Forward-looking statements in this press release may include,
without limitation, statements relating to the closing of the
Private Placement with Lyra, the expected closing of
subsequent tranches of the Private Placement and use of proceeds of
the Private Placement.
Many factors could cause actual results, performance or
achievements to differ materially from the results discussed or
implied in the forward-looking statements. Among those factors are
changes in consumer spending, availability of mortgage financing
and consumer credit, changes in the housing market, changes in
trade policies, tariffs or other applicable laws and regulations
both locally and in foreign jurisdictions, availability and cost of
goods from suppliers, fuel prices and other energy costs, interest
rate and currency fluctuations, retention of key personnel and
changes in general economic, business and political conditions.

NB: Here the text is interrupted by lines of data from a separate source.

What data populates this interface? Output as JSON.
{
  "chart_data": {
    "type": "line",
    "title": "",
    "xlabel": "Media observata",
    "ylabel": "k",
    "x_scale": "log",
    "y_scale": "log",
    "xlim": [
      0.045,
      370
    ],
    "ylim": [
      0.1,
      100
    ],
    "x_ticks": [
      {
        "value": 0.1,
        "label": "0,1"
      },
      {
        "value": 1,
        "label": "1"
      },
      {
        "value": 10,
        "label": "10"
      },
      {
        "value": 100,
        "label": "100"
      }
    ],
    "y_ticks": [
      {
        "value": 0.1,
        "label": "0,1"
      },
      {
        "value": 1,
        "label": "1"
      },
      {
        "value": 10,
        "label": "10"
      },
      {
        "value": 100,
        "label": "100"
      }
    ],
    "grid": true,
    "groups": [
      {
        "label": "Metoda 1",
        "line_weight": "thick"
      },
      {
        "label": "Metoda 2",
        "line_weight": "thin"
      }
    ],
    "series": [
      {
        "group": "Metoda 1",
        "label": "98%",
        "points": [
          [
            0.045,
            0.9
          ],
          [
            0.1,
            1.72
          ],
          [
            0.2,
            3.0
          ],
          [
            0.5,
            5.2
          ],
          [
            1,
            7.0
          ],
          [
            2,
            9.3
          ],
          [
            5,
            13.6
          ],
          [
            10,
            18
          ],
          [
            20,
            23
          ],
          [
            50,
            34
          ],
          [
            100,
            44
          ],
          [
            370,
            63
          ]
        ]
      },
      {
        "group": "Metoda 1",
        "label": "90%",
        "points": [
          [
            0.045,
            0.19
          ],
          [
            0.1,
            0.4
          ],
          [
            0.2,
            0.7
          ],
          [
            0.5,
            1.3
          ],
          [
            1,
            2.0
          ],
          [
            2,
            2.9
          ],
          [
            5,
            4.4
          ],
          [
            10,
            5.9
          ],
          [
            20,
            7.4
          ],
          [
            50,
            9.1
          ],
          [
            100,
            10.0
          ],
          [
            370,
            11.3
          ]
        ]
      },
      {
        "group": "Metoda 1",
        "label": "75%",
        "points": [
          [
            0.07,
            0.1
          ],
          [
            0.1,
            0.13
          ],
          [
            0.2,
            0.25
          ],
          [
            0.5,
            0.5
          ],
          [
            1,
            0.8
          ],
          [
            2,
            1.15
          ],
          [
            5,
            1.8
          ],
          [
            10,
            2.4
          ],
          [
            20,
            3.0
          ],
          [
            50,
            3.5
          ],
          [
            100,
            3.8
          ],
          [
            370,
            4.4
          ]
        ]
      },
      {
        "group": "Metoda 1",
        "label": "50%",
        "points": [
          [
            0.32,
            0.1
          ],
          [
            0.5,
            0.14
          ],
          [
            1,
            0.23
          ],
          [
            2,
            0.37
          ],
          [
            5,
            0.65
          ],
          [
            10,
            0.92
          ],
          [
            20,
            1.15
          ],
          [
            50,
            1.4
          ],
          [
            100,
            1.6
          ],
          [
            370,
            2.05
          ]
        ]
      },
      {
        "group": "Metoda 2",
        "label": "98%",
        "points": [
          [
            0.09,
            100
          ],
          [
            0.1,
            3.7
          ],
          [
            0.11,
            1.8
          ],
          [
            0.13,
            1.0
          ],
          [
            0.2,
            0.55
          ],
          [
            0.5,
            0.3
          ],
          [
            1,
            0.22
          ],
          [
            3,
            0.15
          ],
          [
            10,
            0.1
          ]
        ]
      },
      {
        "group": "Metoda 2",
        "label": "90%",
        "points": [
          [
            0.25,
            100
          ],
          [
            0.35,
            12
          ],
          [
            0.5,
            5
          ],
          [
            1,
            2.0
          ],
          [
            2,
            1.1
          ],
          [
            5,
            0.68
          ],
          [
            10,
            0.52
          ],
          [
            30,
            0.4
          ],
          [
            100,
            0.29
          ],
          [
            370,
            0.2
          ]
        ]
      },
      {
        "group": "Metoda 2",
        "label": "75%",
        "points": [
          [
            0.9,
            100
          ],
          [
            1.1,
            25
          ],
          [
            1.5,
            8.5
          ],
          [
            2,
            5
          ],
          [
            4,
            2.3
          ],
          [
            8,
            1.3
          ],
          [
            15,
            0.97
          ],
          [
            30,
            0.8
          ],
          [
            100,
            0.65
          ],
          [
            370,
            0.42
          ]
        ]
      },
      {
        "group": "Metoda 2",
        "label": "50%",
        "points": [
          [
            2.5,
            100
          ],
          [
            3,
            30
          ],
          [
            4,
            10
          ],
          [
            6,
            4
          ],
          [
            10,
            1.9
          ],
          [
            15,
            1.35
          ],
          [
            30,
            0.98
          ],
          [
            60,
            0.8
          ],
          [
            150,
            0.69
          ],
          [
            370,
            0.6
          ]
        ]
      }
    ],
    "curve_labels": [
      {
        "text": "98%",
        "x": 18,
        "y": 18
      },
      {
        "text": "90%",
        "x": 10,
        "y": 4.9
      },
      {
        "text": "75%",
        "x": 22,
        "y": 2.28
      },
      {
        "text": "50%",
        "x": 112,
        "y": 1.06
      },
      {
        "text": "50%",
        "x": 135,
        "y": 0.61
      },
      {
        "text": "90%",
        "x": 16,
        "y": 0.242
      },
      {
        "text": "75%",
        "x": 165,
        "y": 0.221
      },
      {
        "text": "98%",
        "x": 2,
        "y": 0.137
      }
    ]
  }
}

These forward-looking statements may be affected by risks and
uncertainties in the business of the Company and general market
conditions, including COVID-19.
Should one or more of these risks or uncertainties materialize,
or should assumptions underlying the forward-looking statements
prove incorrect, actual results may vary materially from those
described herein as intended, planned, anticipated, believed,
estimated or expected. These factors should be considered carefully
and readers should not place undue reliance on the forward-looking
statements.
Although the forward-looking statements contained in this press
release reflect the Company's expectations, estimates or
projections concerning future results or events based on the
opinions, assumptions and estimates of management considered
reasonable at the date the statements are made, the Company cannot
assure readers that actual results will be consistent with these
forward-looking statements. There may be other risks, uncertainties
and factors that cause results not to be as anticipated, estimated
or intended and such changes could be material. These
forward-looking statements are made as of the date of this press
release, and BuildDirect assumes no obligation to update or revise
them to reflect new events or circumstances, except as required by
law.
SOURCE BuildDirect.com Technologies Inc.